Matthew graduated in 2009 from The University of Manchester and joined Balfour Beatty on a new highway project in Nottinghamshire. On completion, he moved to Balfour Beatty Ground Engineering where he managed projects all over the UK. In 2012, he joined Vinci to construct a section of the Nottingham tram, and then moved back to Balfour Beatty to deliver two Smart Motorways before joining HS2 Area North with Balfour Beatty Vinci Joint Venture in January 2018 where he is currently mobilising to site.
In 2017 he was made aware of the charity, Bridges to Prosperity through Balfour Beatty’s internal communication and jumped at the opportunity to apply. He was successful and joined volunteers from Balfour Beatty and Mott MacDonald to undertake the delivery of a footbridge in Rwanda.
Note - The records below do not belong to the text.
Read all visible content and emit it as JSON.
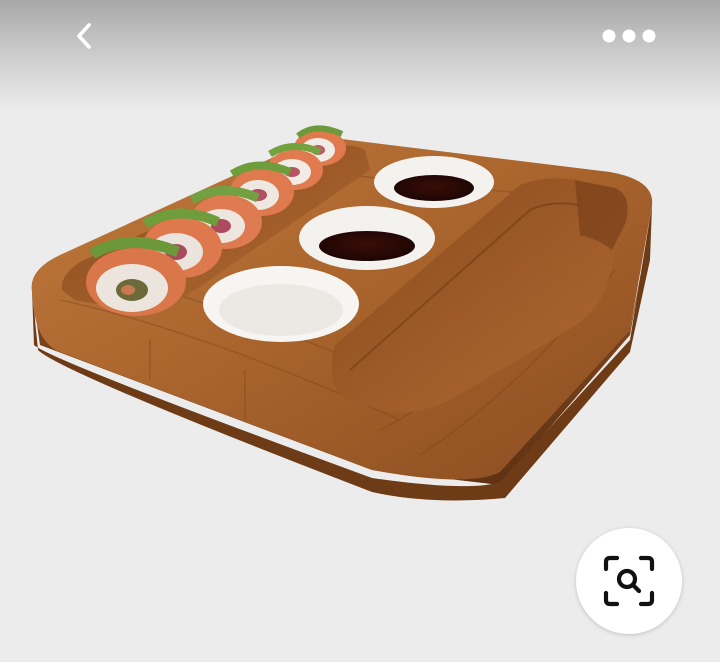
{
  "icons": {
    "back": "chevron-left-icon",
    "more": "more-horizontal-icon",
    "lens": "visual-search-icon"
  },
  "colors": {
    "background": "#ececec",
    "icon_light": "#ffffff",
    "icon_dark": "#111111",
    "wood": "#9b5a2c"
  }
}
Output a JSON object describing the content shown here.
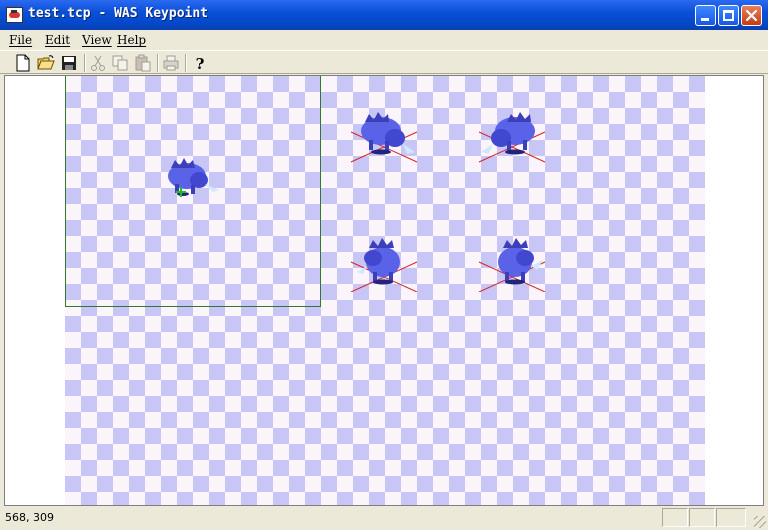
{
  "window": {
    "title": "test.tcp - WAS Keypoint",
    "controls": [
      "minimize",
      "maximize",
      "close"
    ]
  },
  "menu": [
    "File",
    "Edit",
    "View",
    "Help"
  ],
  "toolbar": {
    "buttons": [
      {
        "icon": "new-document-icon",
        "enabled": true
      },
      {
        "icon": "open-folder-icon",
        "enabled": true
      },
      {
        "icon": "save-icon",
        "enabled": true
      },
      {
        "icon": "cut-icon",
        "enabled": false
      },
      {
        "icon": "copy-icon",
        "enabled": false
      },
      {
        "icon": "paste-icon",
        "enabled": false
      },
      {
        "icon": "print-icon",
        "enabled": false
      },
      {
        "icon": "help-icon",
        "enabled": true
      }
    ]
  },
  "canvas": {
    "background": [
      "#c8c6f5",
      "#fbf5fb"
    ],
    "frame_border_color": "#2f7a2f",
    "keypoint_color": "#d42424",
    "anchor_color": "#22bb22",
    "sprite_color": "#5a62e8",
    "sprites": [
      "boar-selected",
      "boar-frame-1",
      "boar-frame-2",
      "boar-frame-3",
      "boar-frame-4"
    ]
  },
  "status": {
    "coordinates": "568, 309"
  }
}
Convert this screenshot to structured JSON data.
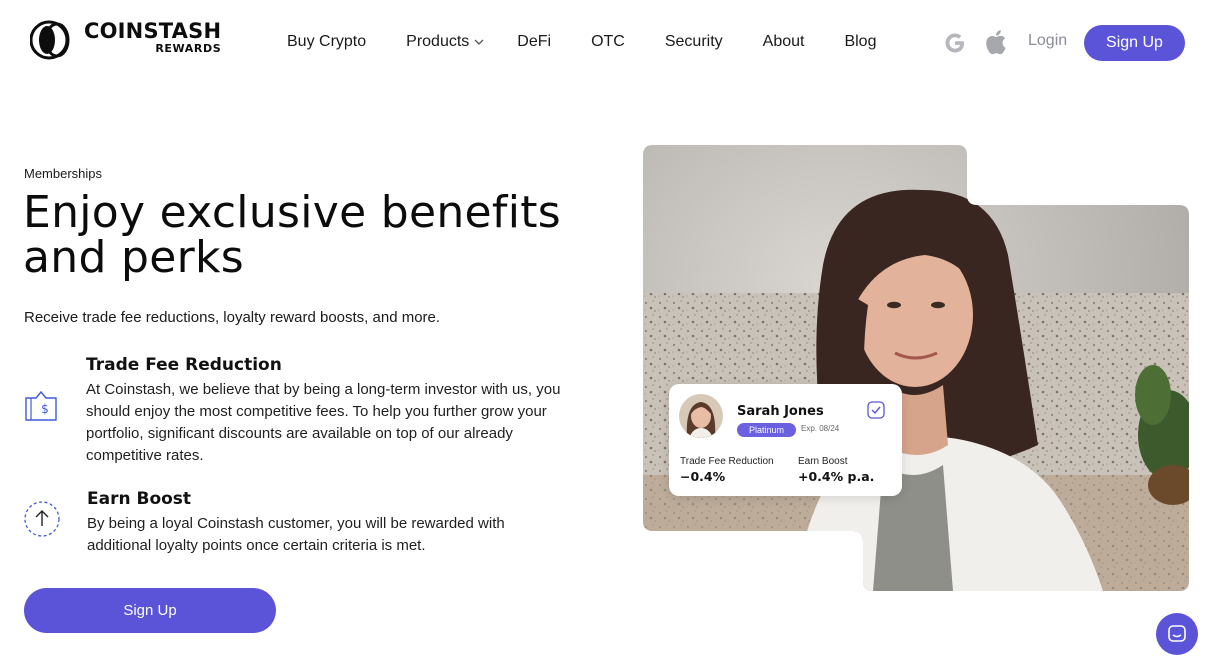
{
  "brand": {
    "name": "COINSTASH",
    "sub": "REWARDS"
  },
  "nav": {
    "links": [
      {
        "label": "Buy Crypto"
      },
      {
        "label": "Products"
      },
      {
        "label": "DeFi"
      },
      {
        "label": "OTC"
      },
      {
        "label": "Security"
      },
      {
        "label": "About"
      },
      {
        "label": "Blog"
      }
    ],
    "login_label": "Login",
    "signup_label": "Sign Up"
  },
  "hero": {
    "eyebrow": "Memberships",
    "headline_line1": "Enjoy exclusive benefits",
    "headline_line2": "and perks",
    "subtext": "Receive trade fee reductions, loyalty reward boosts, and more."
  },
  "features": [
    {
      "title": "Trade Fee Reduction",
      "body": "At Coinstash, we believe that by being a long-term investor with us, you should enjoy the most competitive fees. To help you further grow your portfolio, significant discounts are available on top of our already competitive rates.",
      "icon": "dollar-tag-icon"
    },
    {
      "title": "Earn Boost",
      "body": "By being a loyal Coinstash customer, you will be rewarded with additional loyalty points once certain criteria is met.",
      "icon": "arrow-up-circle-icon"
    }
  ],
  "cta": {
    "signup_label": "Sign Up"
  },
  "member_card": {
    "name": "Sarah Jones",
    "tier": "Platinum",
    "expiry": "Exp. 08/24",
    "stat1_label": "Trade Fee Reduction",
    "stat1_value": "−0.4%",
    "stat2_label": "Earn Boost",
    "stat2_value": "+0.4% p.a."
  },
  "colors": {
    "accent": "#5b54d8",
    "badge": "#6b60e0",
    "text": "#111111",
    "muted": "#8a8d96"
  }
}
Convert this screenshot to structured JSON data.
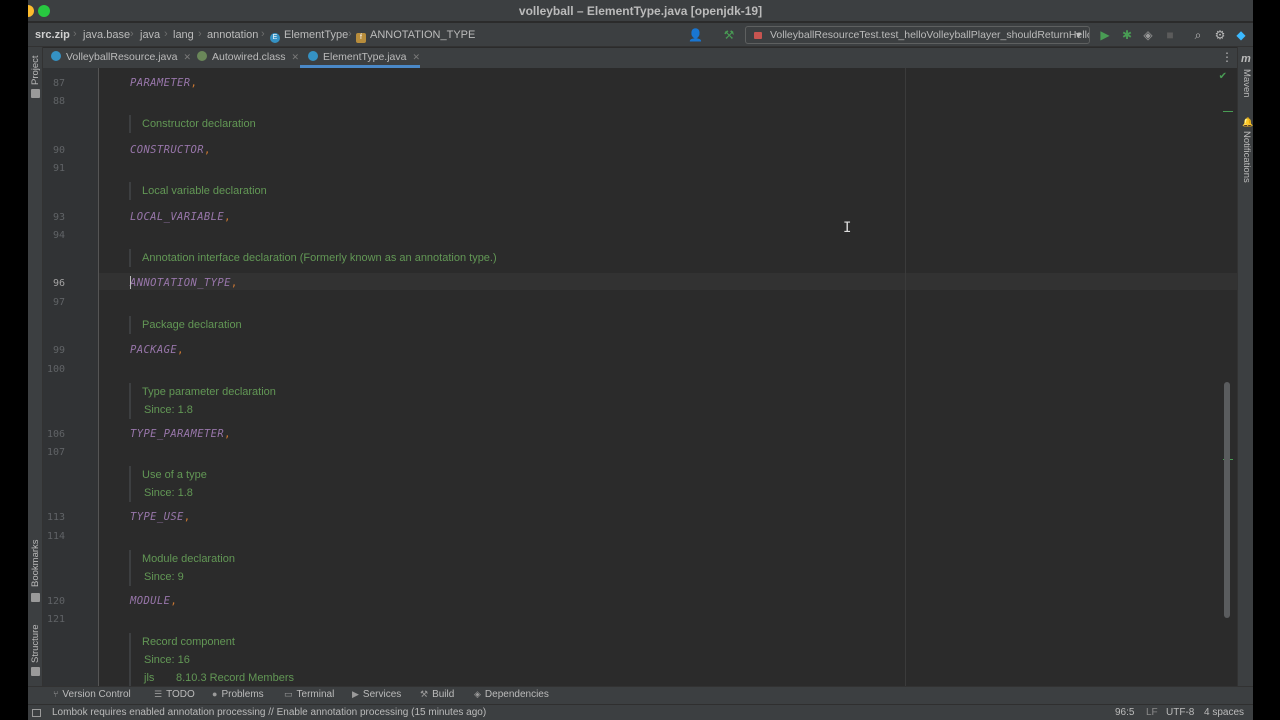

They had approximately three months to plan the construction and prepare themselves for the trip to Africa and once they arrived, they started on the heavily labour-intensive build, cutting timber planks, pulling cables and moving rocks.
After 2 weeks, they presented the bridge to the local community, who they had helped build it, in an event of song, dancing and celebration. It was a wonderful trip and experience that will live with him forever. A great opportunity to use his skills to give back to individuals who really need it, save lives and support the growth of the local community.
Divesh is a water resources specialist, with experience in policy and social science. For the Rutaka Footbridge build he led the community engagement aspect of the build through a participatory photography project where he provided cameras to individuals in the community who documented their journeys. The work was later presented through an exhibition at the ICE Global Engineering Congress conference in October 2018.